Youssouf Hersi (born 20 August 1982) is a retired professional footballer who played as an attacking midfielder.

Born in Ethiopia, Hersi represented the Netherlands at youth international level.

Club career

Hersi has played in the Netherlands for Ajax, NAC Breda, NEC, Heerenveen, Vitesse, Twente and De Graafschap. He has also played for the Greek side AEK Athens.

On 11 September 2012, Hersi signed with A-League club Western Sydney Wanderers. He scored his first goal for the club in the Sydney Derby on 15 December 2012. In February 2013, Hersi re-signed with the Wanderers for another season. On 10 March 2013, against Wellington Phoenix Hersi broke the Australian football record for most consecutive wins for a player (14) beating Matt Horsley's 13 wins for the Wollongong Wolves from April to December 2001. Hersi was sent off with a second yellow card in the Wanderers' Grand Final qualifier against Brisbane Roar FC and subsequently missed the 2013 A-League Grand Final in which the Wanderers lost 2–0 to Central Coast Mariners FC.

In May 2014 Hersi signed with Perth Glory.
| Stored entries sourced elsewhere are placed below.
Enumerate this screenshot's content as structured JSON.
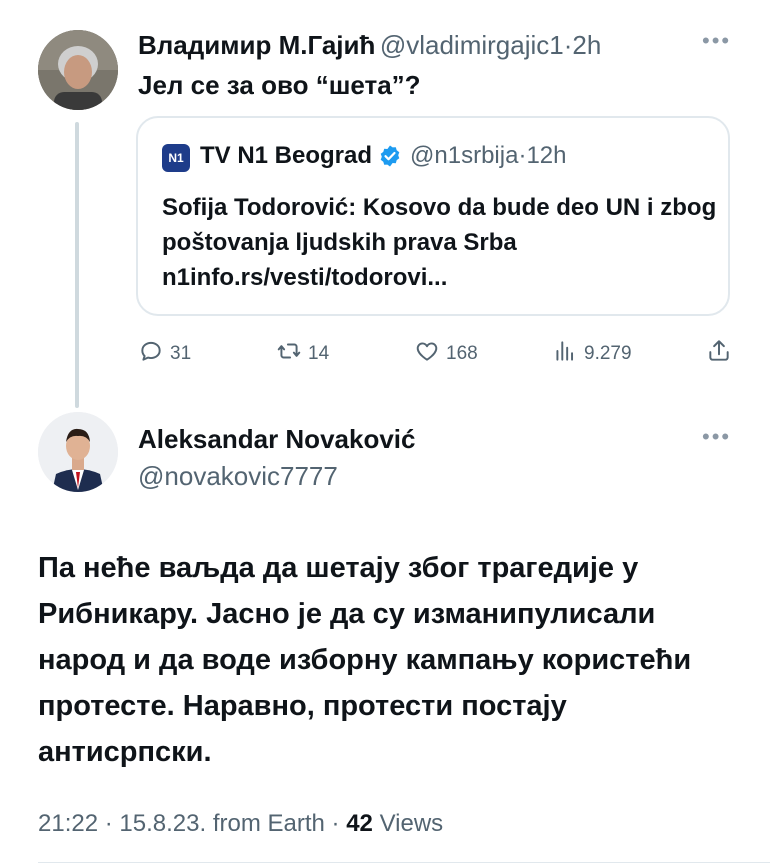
{
  "colors": {
    "text": "#0f1419",
    "muted": "#536471",
    "verified": "#1d9bf0",
    "n1_brand": "#1e3c8a"
  },
  "tweet1": {
    "name": "Владимир М.Гајић",
    "handle": "@vladimirgajic1",
    "separator": "·",
    "time": "2h",
    "more_icon": "more-icon",
    "text": "Јел се за ово “шета”?",
    "quote": {
      "logo": "N1",
      "name": "TV N1 Beograd",
      "verified_icon": "verified-badge-icon",
      "handle": "@n1srbija",
      "separator": "·",
      "time": "12h",
      "text": "Sofija Todorović: Kosovo da bude deo UN i zbog poštovanja ljudskih prava Srba n1info.rs/vesti/todorovi..."
    },
    "actions": {
      "replies": "31",
      "retweets": "14",
      "likes": "168",
      "views": "9.279"
    }
  },
  "tweet2": {
    "name": "Aleksandar Novaković",
    "handle": "@novakovic7777",
    "more_icon": "more-icon",
    "text": "Па неће ваљда да шетају због трагедије у Рибникару. Јасно је да су изманипулисали народ и да воде изборну кампању користећи протесте. Наравно, протести постају антисрпски.",
    "time": "21:22",
    "date": "15.8.23.",
    "source": "from Earth",
    "views_count": "42",
    "views_label": "Views",
    "separator": "·"
  }
}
He requested a release from the club in May 2015, which was granted despite having another year to run on his contract.

Hersi was set to sign for the Central Coast Mariners in February 2016 but the deal was scuppered at the last minute after he travelled to Australia on the wrong type of visa.

International career
Hersi played with the Dutch under-21 team at the 2001 FIFA World Youth Championship.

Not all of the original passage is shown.